INDIANA -- James McDaniel says he did what any parent would do if an aggressive animal was attacking their child. He admits to hitting a Canada goose with a plastic Wiffle ball bat after he says the bird started chasing his 4-year-old son, Ethan.

“A goose actually came from the other side of the field… and proceeded to go full wing span and chase after my son,” said McDaniel.

He says he grabbed the only thing around: his son’s plastic bat.

“So I swing one time, he [the goose] kind of topples over, I grab my son, [go gather our things] and I ran across the street,” said McDaniel.

And that swing, it seems, got feathers flying after a witness called the police.

“It was clearly attacking my son,” said McDaniel, “if anyone else had seen the whole incident, they would have known I was trying to protect my son.”

However, county law enforcement says McDaniel went too far.

"...with James holding an orange bat was after the bird was NOT MOVING AT ALL. Rebecca stated she yelled at him to stop and this is when he finally stopped. I spoke to witness number two, Tiana McCoy. Tiana works with Rebecca and was walking out of the same building Rebecca was when Tiana stated she witnessed James hit the bird three times with an orange bat...

"James kept trying to show me a statute on Google where he has the legal right to hit the birds... he kept saying, 'It's gone from a 5 to a 1.'"

Marion County Animal Services showed up and issued McDaniel a ticket for animal cruelty. The agency was unable to comment on the case because of pending litigation, but according to the incident report, witnesses say they saw McDaniel hit the bird three times [even after the goose stopped coming towards him and was simply standing there]. 

 The report also states the officer did take the goose to a local veterinarian.

McDaniel maintains that he was only protecting his child.

“FOX59 has shown before that these birds are becoming more and more aggressive,” said McDaniel, citing a report regarding aggressive geese and the Department of Natural Resources response to them.

“This is very frustrating because why should I not be allowed to protect my child against wildlife anywhere?”
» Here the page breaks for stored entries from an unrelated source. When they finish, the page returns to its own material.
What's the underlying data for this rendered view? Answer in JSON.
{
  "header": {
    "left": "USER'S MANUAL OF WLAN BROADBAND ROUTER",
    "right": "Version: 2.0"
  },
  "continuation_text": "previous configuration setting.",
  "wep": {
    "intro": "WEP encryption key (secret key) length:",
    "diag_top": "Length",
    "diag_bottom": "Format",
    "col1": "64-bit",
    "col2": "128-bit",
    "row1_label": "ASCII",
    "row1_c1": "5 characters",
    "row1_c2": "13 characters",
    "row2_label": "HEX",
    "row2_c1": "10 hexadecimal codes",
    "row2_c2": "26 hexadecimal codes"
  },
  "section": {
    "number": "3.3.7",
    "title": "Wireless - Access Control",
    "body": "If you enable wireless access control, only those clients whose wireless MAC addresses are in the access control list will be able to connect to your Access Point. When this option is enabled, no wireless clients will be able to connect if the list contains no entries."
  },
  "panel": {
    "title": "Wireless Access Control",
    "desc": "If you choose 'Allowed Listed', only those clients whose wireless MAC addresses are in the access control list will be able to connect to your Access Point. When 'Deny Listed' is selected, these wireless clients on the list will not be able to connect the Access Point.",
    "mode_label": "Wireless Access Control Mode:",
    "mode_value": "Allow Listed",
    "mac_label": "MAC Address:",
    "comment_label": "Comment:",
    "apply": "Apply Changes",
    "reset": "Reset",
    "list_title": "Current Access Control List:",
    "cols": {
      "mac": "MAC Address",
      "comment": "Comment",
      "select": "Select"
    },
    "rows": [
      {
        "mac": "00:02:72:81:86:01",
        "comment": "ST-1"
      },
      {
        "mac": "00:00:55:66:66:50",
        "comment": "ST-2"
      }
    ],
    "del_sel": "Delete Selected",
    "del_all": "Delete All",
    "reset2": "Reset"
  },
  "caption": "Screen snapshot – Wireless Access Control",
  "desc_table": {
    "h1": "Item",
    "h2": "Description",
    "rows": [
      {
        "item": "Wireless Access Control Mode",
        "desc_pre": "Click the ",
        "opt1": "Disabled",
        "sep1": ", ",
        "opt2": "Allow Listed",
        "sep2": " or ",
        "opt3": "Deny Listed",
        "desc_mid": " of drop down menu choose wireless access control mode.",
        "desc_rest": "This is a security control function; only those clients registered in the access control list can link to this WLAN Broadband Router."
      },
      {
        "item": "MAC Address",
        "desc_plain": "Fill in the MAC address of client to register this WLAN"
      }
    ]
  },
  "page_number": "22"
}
DNR officials said a person is allowed to protect themselves or others from wildlife, but can only use a reasonable amount of force based on the amount of harm a particular animal could inflict. McDaniel will go before a judge on Monday.

I can see smacking it once with a plastic bat, but repeatedly. And I imagine these were full swings by a grown man. That's excessive, especially since the witness says he continued to beat it even when it was stunned and just standing there looking at him.